То же делаем мы и с я и ю, щ и й. Если ребёнок вместо я и ю берёт иа и иу, то надо указать ему отделения с яи ю и предложить заменить ими иа и иу в составляемых словах. После двух или трёх подобных действий, один ребёнок будет уверенно брать я и ю, другой будет спрашивать. То же самое и с буквой щ и с й. Некоторые дети ясно слышат, что в составляемом им слове (например, чай, чайник, лейка) нужно взять не просто и, а какой-то другой звук, и обращаются с вопросом или пытаются его сочинить, ставя рядом два и (ч а и и) или прибавляя к и то ь, то у (чаьи, чауи). Стоит тогда только взять из коробки и (голубого цвета) и й (жёлтого), поставить их рядом и показать их легкое отличие в форме (хвост у й наверху) и произношении, и одни дети усваивают тотчас же звук й, другие спрашивают, что надо взять: и голубое или жёлтое, или «здесь надо и с запятушкой». И не надо им тех бесконечных ухищрений, сопровождаемых массой ненужных слов, якобы помогающих детям усвоить й, к которым прибегают некоторые методисты.

ИЗ ДНЕВНИКА. КИРА А.

Ул. Шпалерная, 7. Январь 1918.

Девочка пяти с половиной лет, Кира А. очень хорошо составляет слова из подвижного шрифта. Я сказала ей «трамвай», Кира сложила «трамваи». Я взяла жёлтый й, убрала голубое и и на место его положила й. Потом предложила ей сложить май, чай, мой – она с уверенностью брала й и ставила в конце слов. Дело двух минут, а девочка получила ясное представление о разнице между и и й. Не нужно ей никакой истории о девочке, убежавшей в лес со всеми её приключениями, когда ей приходилось кричать: «аи» или «ой». А учительнице надо не только оперировать словами, но и рисовать кричащую девочку с открытым ртом, и лес, и цветы, и папу, и маму, и самовар, и тысячу предметов, насильственно втискиваемых в сознание ребёнка.

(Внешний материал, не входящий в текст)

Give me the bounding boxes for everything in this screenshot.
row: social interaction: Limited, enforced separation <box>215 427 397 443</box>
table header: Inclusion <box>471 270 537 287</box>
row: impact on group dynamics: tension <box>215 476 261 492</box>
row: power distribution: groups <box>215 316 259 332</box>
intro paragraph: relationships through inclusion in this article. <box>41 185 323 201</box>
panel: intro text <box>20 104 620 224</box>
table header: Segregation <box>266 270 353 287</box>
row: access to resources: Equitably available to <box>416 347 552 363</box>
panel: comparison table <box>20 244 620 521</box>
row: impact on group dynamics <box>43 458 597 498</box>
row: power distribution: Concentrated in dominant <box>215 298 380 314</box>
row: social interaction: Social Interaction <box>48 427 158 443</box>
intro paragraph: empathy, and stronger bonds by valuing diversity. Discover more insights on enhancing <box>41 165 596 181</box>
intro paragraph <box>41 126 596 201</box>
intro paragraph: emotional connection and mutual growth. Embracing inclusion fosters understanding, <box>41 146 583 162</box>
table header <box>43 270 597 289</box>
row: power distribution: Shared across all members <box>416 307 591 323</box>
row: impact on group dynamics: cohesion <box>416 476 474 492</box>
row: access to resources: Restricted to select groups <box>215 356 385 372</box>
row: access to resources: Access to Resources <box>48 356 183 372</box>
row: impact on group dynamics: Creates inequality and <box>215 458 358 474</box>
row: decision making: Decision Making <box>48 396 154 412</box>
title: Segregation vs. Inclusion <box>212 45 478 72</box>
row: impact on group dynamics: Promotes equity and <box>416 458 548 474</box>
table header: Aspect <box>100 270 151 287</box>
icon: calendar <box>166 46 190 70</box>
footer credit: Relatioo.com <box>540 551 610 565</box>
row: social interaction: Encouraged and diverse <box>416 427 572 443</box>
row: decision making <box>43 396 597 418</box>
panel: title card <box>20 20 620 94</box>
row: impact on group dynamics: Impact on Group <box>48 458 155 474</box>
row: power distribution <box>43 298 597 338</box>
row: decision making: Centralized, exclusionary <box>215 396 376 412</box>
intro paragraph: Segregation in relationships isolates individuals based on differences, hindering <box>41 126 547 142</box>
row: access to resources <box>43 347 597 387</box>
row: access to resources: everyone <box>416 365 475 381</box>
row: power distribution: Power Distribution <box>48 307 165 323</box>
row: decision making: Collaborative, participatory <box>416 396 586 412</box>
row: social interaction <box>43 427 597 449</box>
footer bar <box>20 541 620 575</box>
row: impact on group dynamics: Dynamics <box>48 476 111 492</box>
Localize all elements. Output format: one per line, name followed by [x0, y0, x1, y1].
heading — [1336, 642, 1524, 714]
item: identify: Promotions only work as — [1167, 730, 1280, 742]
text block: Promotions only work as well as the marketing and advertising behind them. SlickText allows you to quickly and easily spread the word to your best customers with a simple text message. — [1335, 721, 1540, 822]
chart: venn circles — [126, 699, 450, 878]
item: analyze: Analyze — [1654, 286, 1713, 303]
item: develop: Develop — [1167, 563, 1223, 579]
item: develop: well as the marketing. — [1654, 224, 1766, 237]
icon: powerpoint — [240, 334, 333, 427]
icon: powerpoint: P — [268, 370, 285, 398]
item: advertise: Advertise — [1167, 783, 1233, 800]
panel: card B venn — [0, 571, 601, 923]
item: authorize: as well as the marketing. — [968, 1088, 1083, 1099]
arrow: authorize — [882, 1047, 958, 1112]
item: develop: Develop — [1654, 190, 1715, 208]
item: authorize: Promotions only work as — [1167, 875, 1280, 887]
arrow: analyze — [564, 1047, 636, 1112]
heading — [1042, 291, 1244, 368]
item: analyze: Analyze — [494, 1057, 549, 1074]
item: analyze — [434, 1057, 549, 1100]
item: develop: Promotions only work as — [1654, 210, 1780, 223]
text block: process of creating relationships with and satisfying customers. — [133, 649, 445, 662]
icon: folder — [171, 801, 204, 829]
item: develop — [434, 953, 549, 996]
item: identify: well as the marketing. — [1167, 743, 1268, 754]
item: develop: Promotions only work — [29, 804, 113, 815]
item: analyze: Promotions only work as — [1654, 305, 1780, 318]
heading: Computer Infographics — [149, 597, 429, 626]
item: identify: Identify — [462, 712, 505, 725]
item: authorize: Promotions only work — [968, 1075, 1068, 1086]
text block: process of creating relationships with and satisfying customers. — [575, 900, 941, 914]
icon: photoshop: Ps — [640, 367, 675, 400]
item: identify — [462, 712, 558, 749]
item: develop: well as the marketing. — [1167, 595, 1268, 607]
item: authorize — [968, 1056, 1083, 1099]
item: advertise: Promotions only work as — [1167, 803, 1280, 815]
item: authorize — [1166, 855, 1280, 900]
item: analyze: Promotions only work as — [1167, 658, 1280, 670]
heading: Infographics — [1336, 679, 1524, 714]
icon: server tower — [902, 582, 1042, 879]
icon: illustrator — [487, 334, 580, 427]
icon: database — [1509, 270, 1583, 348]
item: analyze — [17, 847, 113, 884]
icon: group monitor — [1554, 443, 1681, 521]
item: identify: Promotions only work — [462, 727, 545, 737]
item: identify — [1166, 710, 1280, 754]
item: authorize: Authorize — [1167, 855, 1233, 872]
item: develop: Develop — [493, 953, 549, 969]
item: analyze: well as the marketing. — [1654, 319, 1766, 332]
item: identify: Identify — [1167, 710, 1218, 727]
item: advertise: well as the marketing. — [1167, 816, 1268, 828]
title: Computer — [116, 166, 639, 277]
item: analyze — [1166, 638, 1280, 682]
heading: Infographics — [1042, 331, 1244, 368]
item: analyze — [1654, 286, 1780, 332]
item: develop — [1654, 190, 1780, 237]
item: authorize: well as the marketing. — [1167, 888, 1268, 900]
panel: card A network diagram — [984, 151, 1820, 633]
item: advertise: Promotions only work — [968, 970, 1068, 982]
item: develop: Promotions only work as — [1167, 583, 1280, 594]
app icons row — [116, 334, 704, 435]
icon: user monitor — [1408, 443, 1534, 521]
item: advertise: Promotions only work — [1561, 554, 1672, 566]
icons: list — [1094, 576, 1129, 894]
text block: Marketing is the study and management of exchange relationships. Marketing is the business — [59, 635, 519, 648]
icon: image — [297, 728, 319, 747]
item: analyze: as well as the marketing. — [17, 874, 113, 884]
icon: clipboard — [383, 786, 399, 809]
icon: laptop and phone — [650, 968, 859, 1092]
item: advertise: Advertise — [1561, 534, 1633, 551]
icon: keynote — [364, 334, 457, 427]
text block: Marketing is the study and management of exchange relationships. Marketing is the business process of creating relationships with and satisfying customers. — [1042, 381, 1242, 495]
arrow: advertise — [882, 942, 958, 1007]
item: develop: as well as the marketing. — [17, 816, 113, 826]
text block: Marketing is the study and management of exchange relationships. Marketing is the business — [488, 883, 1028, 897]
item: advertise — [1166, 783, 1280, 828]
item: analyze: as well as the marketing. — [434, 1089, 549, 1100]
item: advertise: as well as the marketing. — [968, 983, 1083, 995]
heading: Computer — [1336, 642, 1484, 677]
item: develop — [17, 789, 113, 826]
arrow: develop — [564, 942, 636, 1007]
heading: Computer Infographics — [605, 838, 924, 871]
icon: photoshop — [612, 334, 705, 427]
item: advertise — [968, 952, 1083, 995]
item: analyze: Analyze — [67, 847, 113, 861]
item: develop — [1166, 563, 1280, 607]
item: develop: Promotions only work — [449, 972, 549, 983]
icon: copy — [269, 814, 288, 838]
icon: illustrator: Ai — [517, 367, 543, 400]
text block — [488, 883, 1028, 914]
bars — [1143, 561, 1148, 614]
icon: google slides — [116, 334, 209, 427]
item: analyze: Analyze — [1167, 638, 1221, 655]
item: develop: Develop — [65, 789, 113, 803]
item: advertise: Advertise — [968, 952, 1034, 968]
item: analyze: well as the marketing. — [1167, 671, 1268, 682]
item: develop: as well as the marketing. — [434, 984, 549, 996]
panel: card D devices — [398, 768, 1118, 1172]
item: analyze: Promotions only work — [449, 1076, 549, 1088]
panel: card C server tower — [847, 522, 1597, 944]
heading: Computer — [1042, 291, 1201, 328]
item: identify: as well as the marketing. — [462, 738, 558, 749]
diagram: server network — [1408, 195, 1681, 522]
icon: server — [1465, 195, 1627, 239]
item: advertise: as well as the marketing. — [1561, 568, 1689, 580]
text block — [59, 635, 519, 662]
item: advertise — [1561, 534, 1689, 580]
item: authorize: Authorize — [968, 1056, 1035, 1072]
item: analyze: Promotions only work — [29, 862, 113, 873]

Среди нашего материала для составления письма и слов существует серия карточек с двумя буквами на каждой по контрасту или сходству их произношения; буквы расположены так: а-я; з-е; ы-и; о-е; у-ю; б-п; в-ф; г-х; г-к; к-х; д-т; ж-з; ж-ш; з-с; л-р; л-ы; с-ш; ц-ч; ц-т; сч-щ; к-т; ф-т; и-й. Дети берут карточку за карточкой и составляют из букв подвижного алфавита и потом переписывают в тетрадь или просто пишут слова с буквами, обозначенными на карточке, причём все равно, где находится буква – в начале, в середине или конце слова. Это зависит от того, как слышит ребёнок, например, на букву с один пишет сон, другой – нос, а третий – осень.

 

Интересно наблюдать за различием индивидуальностей детей при такого рода упражнениях.

У меня хранится кипа листков и тетрадок со всевозможными словами, написанными детьми, из которых некоторые примеры я и привожу ниже. Эта работа очень увлекает детей постарше (раньше от шести до восьми лет, теперь от семи до девяти и выше), а потому очень годится для школьных упражнений. Есть дети, которые буквально охотятся за словами, толкаемые этими простыми карточками, обогащая себя, таким образом, материалом для будущего.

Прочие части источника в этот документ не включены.